Am 23. Februar 1956 richtete die Wirtschaftsvereinigung X, deren Mitglied die Bfin. ist, eine Eingabe an die Oberfinanzdirektion mit dem Antrag, bei Ausfuhrlieferungen der veredelten Waren den Ausfuhrnachweis in Abholfällen durch eine Bestätigung der Binnenzollstelle anzuerkennen, wie es für den Eigenveredelungsverkehr geregelt sei. Der Bundesminister der Finanzen, dem die Oberfinanzdirektion die Eingabe vorgelegt hatte, lehnte den Antrag ab. Streitig ist, ob das als Klage nach Art. 19 Abs. 4 des Grundgesetzes (GG) bezeichnete Rechtsmittel gegen die Entscheidung des Bundesministers der Finanzen vom 20. Februar 1957 zulässig ist.
Das Finanzgericht behandelte die Klage als Berufung und verwarf diese wegen fehlenden Rechtsschutzinteresses als unzulässig.
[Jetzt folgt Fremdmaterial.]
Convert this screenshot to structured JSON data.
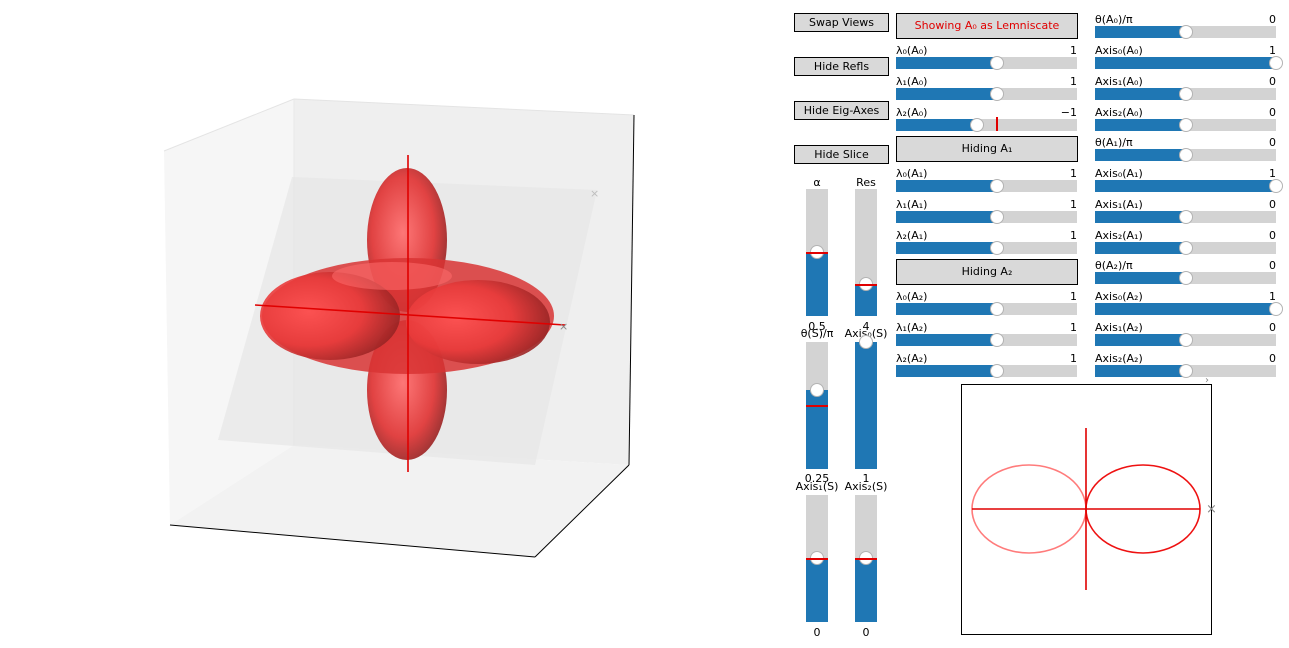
{
  "buttons": {
    "swap_views": "Swap Views",
    "hide_refls": "Hide Refls",
    "hide_eig_axes": "Hide Eig-Axes",
    "hide_slice": "Hide Slice",
    "showing_a0": "Showing A₀ as Lemniscate",
    "hiding_a1": "Hiding A₁",
    "hiding_a2": "Hiding A₂"
  },
  "colors": {
    "accent": "#1f77b4",
    "track": "#d3d3d3",
    "surface": "#ff3b3b",
    "lemniscate": "#ff7b7b",
    "axis": "#e00000",
    "button_text_active": "#e00000"
  },
  "vertical_sliders": [
    {
      "label": "α",
      "value_text": "0.5",
      "fraction": 0.5
    },
    {
      "label": "Res",
      "value_text": "4",
      "fraction": 0.25
    },
    {
      "label": "θ(S)/π",
      "value_text": "0.25",
      "fraction": 0.625
    },
    {
      "label": "Axis₀(S)",
      "value_text": "1",
      "fraction": 1.0
    },
    {
      "label": "Axis₁(S)",
      "value_text": "0",
      "fraction": 0.5
    },
    {
      "label": "Axis₂(S)",
      "value_text": "0",
      "fraction": 0.5
    }
  ],
  "left_sliders": [
    {
      "label": "λ₀(A₀)",
      "value_text": "1",
      "fraction": 0.56
    },
    {
      "label": "λ₁(A₀)",
      "value_text": "1",
      "fraction": 0.56
    },
    {
      "label": "λ₂(A₀)",
      "value_text": "−1",
      "fraction": 0.45
    },
    {
      "label": "λ₀(A₁)",
      "value_text": "1",
      "fraction": 0.56
    },
    {
      "label": "λ₁(A₁)",
      "value_text": "1",
      "fraction": 0.56
    },
    {
      "label": "λ₂(A₁)",
      "value_text": "1",
      "fraction": 0.56
    },
    {
      "label": "λ₀(A₂)",
      "value_text": "1",
      "fraction": 0.56
    },
    {
      "label": "λ₁(A₂)",
      "value_text": "1",
      "fraction": 0.56
    },
    {
      "label": "λ₂(A₂)",
      "value_text": "1",
      "fraction": 0.56
    }
  ],
  "right_sliders": [
    {
      "label": "θ(A₀)/π",
      "value_text": "0",
      "fraction": 0.5
    },
    {
      "label": "Axis₀(A₀)",
      "value_text": "1",
      "fraction": 1.0
    },
    {
      "label": "Axis₁(A₀)",
      "value_text": "0",
      "fraction": 0.5
    },
    {
      "label": "Axis₂(A₀)",
      "value_text": "0",
      "fraction": 0.5
    },
    {
      "label": "θ(A₁)/π",
      "value_text": "0",
      "fraction": 0.5
    },
    {
      "label": "Axis₀(A₁)",
      "value_text": "1",
      "fraction": 1.0
    },
    {
      "label": "Axis₁(A₁)",
      "value_text": "0",
      "fraction": 0.5
    },
    {
      "label": "Axis₂(A₁)",
      "value_text": "0",
      "fraction": 0.5
    },
    {
      "label": "θ(A₂)/π",
      "value_text": "0",
      "fraction": 0.5
    },
    {
      "label": "Axis₀(A₂)",
      "value_text": "1",
      "fraction": 1.0
    },
    {
      "label": "Axis₁(A₂)",
      "value_text": "0",
      "fraction": 0.5
    },
    {
      "label": "Axis₂(A₂)",
      "value_text": "0",
      "fraction": 0.5
    }
  ]
}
Mit der Rb. rügt die Bfin. die Unzuständigkeit der Oberfinanzdirektion bzw. des Bundesministers der Finanzen. Gegen den ablehnenden Bescheid des Finanzamts sei nicht die Oberfinanzdirektion angerufen worden. Diese hätte vielmehr die Sache zuständigkeitshalber an das Finanzamt zur Entscheidung im Einspruchsverfahren abgeben müssen.
Entscheidungsgründe
Die Rb. hat keinen Erfolg.
Nach den Feststellungen des Finanzgerichts hat am 22. Februar 1956 bei der Oberfinanzdirektion eine Vorsprache des Geschäftsführers der Wirtschaftsvereinigung und einer Vertreterin der Bfin. stattgefunden. Gegenstand dieser Unterredung ist die Anerkennung des Ausfuhrnachweises durch Bestätigung der Binnenzollstelle gewesen. Auf Grund dieser Unterredung hat die Wirtschaftsvereinigung am 23. Februar 1956 über die Oberfinanzdirektion eine Eingabe an das Bundesfinanzministerium gerichtet mit der Bitte, den Ausfuhrnachweis für das Vergütungsverfahren ähnlich wie für die Ausfuhrabfertigung im Eigenveredelungsverkehr zu regeln.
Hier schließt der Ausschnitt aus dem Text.